Tuesday, April 20, 2010

Dear Sweezey - Daddy's Guitar

Dear Sweezey,

I am having to sell my father's guitar. He was a bass player for Billy Haley and the Comets. My father got the name "Comets" because he got drunk off Pabst Blue Ribbon one night and saw one. Anyways, this guitar was personally signed by Haley himself and my father was very grateful for him. Bill used to sing us songs when we were kids. Anyways, a man from Memphis offered $88,000 for the guitar and I am psyched that its worth that much but I am sad to see it go. I am a laid off factory worker here from Little Rock, I'm 52 years old with nothing but 22 years working for a packing company for 22 years and nothing, I have nothing.

What should I do? Do you think that I should sell it or hold out and see if I can get more for it?

Thanks for your help,

Jr. Bass


Dear Jr.,

Are you following in your daddy’s footsteps with the PBR right now? Hell yeah you should sell it! Your ass is broke with no job. Hell, 88K is more that some people make in a year.

And since you obviously don’t make real smart finical decisions let me help you out a little bit. Just as soon as you get your money, go to Office Depot and buy a sharpie then go to your bank, assuming you have a bank account (if not open one) and put the rest of the money in the bank and DON’T TOUCH IT. Ever! And if you think you need to get some of that money out kick yourself in the nuts first. You’re 52 and don’t have shit? The last think you need to do is blow your genetic lottery winnings.

Why the sharpie? Well a couple of months ago I had a garage sale where I sold a circular saw that Elvis signed for $50. I also sold a kitchen clock that Jimi Hendrix signed for $17 and the vacuum cleaner that Stevie Ray Vaughn used to vacuum my living room then signed, I got $40 for it. When I get home Kurt Cobain is going to sign a baseball cap. Get it? Take a picture of that autograph and practice, practice, practice!

If I was you, the bass player for Bill Haley and the Comets son (yikes), Bill Haley would have signed every book, toaster, article of clothing and anything else that I could find in my house.
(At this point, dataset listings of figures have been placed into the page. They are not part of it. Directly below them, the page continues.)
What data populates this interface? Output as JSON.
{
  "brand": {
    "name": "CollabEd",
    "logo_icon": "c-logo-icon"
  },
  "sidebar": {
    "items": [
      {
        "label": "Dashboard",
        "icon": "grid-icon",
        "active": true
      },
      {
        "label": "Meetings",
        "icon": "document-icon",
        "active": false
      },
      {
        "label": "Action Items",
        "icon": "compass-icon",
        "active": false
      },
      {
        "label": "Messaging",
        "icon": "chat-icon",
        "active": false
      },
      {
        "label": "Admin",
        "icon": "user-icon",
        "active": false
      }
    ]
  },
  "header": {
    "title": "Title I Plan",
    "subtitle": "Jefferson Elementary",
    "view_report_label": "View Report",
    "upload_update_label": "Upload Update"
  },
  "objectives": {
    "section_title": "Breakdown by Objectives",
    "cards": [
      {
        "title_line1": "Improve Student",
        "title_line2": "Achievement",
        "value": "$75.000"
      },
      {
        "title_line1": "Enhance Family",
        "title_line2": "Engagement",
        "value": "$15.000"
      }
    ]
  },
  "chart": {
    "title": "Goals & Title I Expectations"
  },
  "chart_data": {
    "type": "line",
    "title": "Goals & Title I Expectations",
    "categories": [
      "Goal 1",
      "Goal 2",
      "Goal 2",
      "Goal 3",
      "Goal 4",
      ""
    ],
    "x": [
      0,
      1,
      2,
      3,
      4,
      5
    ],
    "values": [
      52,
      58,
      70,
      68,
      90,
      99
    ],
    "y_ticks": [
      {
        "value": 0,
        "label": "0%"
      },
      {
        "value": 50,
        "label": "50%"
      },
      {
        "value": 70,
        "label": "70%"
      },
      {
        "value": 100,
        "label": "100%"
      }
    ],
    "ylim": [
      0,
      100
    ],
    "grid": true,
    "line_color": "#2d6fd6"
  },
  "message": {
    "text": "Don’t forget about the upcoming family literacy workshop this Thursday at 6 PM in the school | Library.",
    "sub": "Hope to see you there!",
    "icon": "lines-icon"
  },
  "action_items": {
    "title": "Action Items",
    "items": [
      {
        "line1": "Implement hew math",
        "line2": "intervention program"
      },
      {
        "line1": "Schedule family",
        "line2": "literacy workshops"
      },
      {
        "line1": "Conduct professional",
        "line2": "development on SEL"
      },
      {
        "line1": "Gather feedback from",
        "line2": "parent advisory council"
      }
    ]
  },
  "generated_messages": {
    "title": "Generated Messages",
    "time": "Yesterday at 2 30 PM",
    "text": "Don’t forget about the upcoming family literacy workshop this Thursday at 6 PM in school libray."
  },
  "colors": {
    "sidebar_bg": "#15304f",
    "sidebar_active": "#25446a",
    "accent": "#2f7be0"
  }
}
Bill Haley would be signing boxes of macaroni and cheese just as soon as I got home.

Hope this helps,

Sweezey

As always, feel free to e-mail me for advice, questions or concerns of any kind at DearSweezey@gmail.com.

- Don’t get dead

2 comments:

Mr. Shife said...

You are like a spiritual guru, financial adviser, therapist, and awesome dude all rolled into one with that reply of yours. You should at least let him go buy some PBRs with his money. Maybe he will see a comet too.

Heff said...

Yep. Sell that motherfucker. Basses that old probably don't play worth a shit anyway.